Acorn Group Vice President Gary S. Letendre, led Mayor Nancy R. Rossi, on a site tour of Acorn’s budding Park View mixed-use development on Cellini Place, just off Route 1, on Feb. 12.
The 85,000-square-foot building is being built by Park Commons LLC, an Acorn development company, on the site of what years ago was the Park Theatre and will include 44 student apartments with rear parking and 16,000 square feet of commercial space on the ground floor.
The Park View, overlooking the Allingtown Green, is 400 feet from the University of New Haven’s Route 1 campus, which is home to about 6,000 students.
The three-story building is being constructed by A.P. Construction, based in Stamford, and was designed by the Svigals + Partners architectural firm in New Haven.
When finished in late June, the Park View will complement Acorn’s The Atwood, an $18 million apartment and commercial building across the street at 222 Boston Post Road, in making the neighborhood around the Allingtown Green a destination.

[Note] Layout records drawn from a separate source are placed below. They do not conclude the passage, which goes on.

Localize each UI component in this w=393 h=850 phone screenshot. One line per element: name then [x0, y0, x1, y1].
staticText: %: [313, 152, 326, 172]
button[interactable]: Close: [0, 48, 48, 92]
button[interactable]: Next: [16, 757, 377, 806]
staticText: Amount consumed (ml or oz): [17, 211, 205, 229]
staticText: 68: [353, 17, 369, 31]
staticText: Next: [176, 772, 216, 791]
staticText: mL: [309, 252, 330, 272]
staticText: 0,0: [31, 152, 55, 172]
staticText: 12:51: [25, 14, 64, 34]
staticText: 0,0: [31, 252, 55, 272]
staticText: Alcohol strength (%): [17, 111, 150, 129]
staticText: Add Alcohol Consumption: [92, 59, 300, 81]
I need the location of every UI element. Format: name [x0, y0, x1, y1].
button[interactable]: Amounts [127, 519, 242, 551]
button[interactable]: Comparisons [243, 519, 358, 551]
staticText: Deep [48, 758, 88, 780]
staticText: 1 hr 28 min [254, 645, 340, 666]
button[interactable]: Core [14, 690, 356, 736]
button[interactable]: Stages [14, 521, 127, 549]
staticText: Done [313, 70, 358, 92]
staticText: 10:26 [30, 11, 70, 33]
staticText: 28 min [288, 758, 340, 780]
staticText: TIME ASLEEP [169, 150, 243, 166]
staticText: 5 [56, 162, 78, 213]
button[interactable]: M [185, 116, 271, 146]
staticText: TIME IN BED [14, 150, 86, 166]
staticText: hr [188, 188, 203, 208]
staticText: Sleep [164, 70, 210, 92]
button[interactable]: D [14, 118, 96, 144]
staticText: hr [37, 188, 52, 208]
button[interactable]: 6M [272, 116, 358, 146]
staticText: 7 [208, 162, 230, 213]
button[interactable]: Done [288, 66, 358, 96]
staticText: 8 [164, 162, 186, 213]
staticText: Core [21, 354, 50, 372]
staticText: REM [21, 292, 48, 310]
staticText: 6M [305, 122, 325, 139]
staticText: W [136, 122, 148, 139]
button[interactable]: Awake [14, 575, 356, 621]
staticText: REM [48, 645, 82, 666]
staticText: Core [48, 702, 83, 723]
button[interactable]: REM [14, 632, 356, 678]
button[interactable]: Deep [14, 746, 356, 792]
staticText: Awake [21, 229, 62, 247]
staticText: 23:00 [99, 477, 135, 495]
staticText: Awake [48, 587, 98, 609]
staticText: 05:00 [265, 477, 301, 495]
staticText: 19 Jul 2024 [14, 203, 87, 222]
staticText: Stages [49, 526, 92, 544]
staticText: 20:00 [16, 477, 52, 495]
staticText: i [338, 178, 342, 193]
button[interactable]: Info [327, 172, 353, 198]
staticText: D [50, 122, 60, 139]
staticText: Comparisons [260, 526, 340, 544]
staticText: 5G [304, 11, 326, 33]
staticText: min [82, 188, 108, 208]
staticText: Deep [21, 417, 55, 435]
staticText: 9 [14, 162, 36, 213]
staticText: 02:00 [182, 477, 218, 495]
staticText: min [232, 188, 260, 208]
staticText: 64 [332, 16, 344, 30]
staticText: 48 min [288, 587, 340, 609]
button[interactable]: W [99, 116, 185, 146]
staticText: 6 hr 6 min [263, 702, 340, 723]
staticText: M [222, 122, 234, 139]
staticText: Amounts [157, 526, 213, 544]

Like The Atwood, which opened in August 2017, the Park View will consist of one- and two-bedroom studios.
The national retail tenants occupying the ground floor of the four-story, 90,150-square-foot Atwood include Torrington-based EbLens Clothing & Footwear, USAlliance Financial of Rye, New York, and Plano, Texas-based Mooyah Burgers, Fries & Shakes.
Tenants for the Park View have not yet been announced.
Acorn, based in New Haven, has also announced plans for The Forest, a third mixed-use development slated for construction on the former site of the demolished Forest Theatre at the intersection of Boston Post Road, Campbell Avenue and Forest Road.
Preliminary plans call for dozens of student apartments and 15,000 square feet of commercial space on the ground floor.
In all, the three developments, collectively known as University Commons, are projected to generate more than $1 million in annual property tax revenue for the city’s coffers, officials have said.